Non è la prima volta che obiettivi molli come scuole, docenti, religiosi sono oggetto di attacco, a cui spesso le autorità dello stato rispondono con omicidi extragiudiziali, con la legge marziale in gran parte delle quattro province e con la legge di sicurezza interna. Sono oltre 5000 i morti di questa guerra, in gran parte musulmani, e decine di migliaia i feriti.
Sunai Pasuk di Human Rights Watch dice che questi incendi sono una sfida simbolica allo stato thailandese. “Il problema non è parlare a i capi in esilio (dell’insorgenza), ma di come conquistare la popolazione malay musulmana che qui vive e comprendere le loro lamentele. Ma è chiaro che i generali al poter non hanno alcuna comprensione che la gente vuole giustizia, una fine agli abusi, all’impunità. Non è solo una questione di dare soldi ai musulmani del meridione che non è abbastanza.”
Di fronte a questi incendi, le autorità thai hanno voluto mobilitare la popolazione locale contro i separatisti con una manifestazione che qui di seguito è commentata da un docente giapponese presso l’università di Songkla, Hiro Shintaro.
Come i militari vogliono conquistare la popolazione malay musulmana del profondo meridione, Hara Shintaro, Deepsouthwatch
Dopo l’incendio di sei scuole del distretto di Thung Yang Daeng lo scorso sabato, i media di regime thailandesi unanimemente hanno riportato l’evento e le cosiddetto dimostrazioni contro il crimine da parte della gente del posto dello scorso martedì. In una pagina facebook della stazione radio PSU Pattani appare una fotografia della manifestazione dove i bambini della scuola che sono stati invitati dalle autorità mantenevano tre striscioni con messaggi “Perché avete bruciato le nostre scuole?”, “Il nuovo semestre sta per iniziare. Dove è il mio posto per studiare?” e “la gente di Thung Yang Daeng ha bisogno di felicità”. Certo felicità, non pace.
Non c’è bisogno di dire che questi striscioni con parole roboanti non sono stati preparati dalla gente ma dalle autorità, specialmente la parte in cui appare nella foto un signore in uniforme e con la pistola in mano, sulla destra della foto. In aggiunta i media di regime sono diventati parte della attività di propaganda dicendo ai bambini cosa dovrebbero dire nelle eventuali interviste. Perciò non tutta l’informazione messa iin giro dai media va considerata “voce della gente del posto”.

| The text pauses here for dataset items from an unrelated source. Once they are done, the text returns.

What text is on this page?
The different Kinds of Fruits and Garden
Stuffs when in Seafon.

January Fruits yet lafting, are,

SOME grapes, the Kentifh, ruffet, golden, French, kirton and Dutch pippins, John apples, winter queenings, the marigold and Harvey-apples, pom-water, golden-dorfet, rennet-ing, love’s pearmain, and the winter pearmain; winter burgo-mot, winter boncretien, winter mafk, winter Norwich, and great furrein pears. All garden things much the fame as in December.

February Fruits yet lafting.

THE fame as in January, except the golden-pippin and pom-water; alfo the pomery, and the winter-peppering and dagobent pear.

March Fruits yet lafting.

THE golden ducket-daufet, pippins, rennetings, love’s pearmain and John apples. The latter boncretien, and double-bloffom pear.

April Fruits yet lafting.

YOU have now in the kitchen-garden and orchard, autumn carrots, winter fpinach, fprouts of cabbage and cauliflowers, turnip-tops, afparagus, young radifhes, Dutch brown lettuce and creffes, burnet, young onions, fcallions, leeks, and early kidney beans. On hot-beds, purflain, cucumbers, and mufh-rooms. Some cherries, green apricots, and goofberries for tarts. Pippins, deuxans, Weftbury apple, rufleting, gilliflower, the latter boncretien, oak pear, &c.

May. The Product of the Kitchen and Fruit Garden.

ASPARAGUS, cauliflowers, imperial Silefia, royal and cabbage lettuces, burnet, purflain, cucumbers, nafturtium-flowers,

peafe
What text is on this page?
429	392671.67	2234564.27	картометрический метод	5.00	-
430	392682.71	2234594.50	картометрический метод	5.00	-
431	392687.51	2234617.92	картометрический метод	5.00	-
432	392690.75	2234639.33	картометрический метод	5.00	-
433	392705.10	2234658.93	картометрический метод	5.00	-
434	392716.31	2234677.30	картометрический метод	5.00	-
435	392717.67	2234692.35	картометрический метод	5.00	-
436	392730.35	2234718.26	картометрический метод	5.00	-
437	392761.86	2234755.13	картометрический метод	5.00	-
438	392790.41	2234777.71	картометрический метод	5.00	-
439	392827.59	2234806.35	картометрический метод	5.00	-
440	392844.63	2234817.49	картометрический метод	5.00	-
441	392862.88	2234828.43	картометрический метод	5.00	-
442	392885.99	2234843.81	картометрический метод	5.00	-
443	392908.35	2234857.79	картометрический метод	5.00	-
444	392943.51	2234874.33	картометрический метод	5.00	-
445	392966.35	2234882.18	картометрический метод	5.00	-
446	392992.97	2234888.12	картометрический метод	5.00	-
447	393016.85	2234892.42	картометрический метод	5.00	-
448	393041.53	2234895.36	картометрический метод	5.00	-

Ogni volta che un caso forte di violenza accade nel meridione thailandese le autorità non ce la fanno proprio ad evitare questo genere di propaganda, invitando la gente del posto, specialmente gli obiettivi molli per i militari come donne e bambini, poi consegnando loro striscioni preparati prima, dove i messaggi sono scritti a lettere rosse su fondo bianco, e facendo alcune azioni che devono andare sui giornali che sono sotto ordini dei militari.
Questa volta le autorità provano a creare un’immagine ad una sola versione che quanto accaduto è una tragedia per bambini e docenti. E certamente una tragedia, ma imporre una tale immagine nasconde molti fatti che si nascondono dietro il caso dell’incendio. Una scuola bruciata sarà ricostruita, che è una possibilità per avere qualche soldo in più. Le scuole nelle aree di conflitto tendono ad avere certe funzioni militari che trasformano le scuole in legittimi obiettivi dell’operazione militare persino sotto la legge internazionale. Le scuole sono anche considerate come un’agenzia attiva di assimilazione culturale e di soppressione etnica. Fino a non molto tempo fa l’uso della lingua locale era fortemente proibita nelle scuole statali con pene che colpivano chi violava che vanno dalla multa alle percosse. Il curricolo thailandese così carico di nazionalismo non è ben accetto per quei malay di Pattani che sentono la propria identità etnica.
La manipolazione della gente locale per la pura propaganda non causa benefici di qualunque tipo in termini di costruzione della pace nelle aree di conflitto del profondo meridione. Comunque c’è solo una parte che ha bisogno di queste cose, i militari, che giustificano sempre il consumo di un immensa quantità di denaro ogni anno con la scusa che vogliono conquistare la gente locale. Per loro forse le immagini di persone che mantengono gli striscioni preparati dai militari stessi è il simbolo della loro vittoria. Comunque la violenza va avanti da oltre un decennio con oltre 6000 vite prese nonostante la vittoria psicologica dei militari.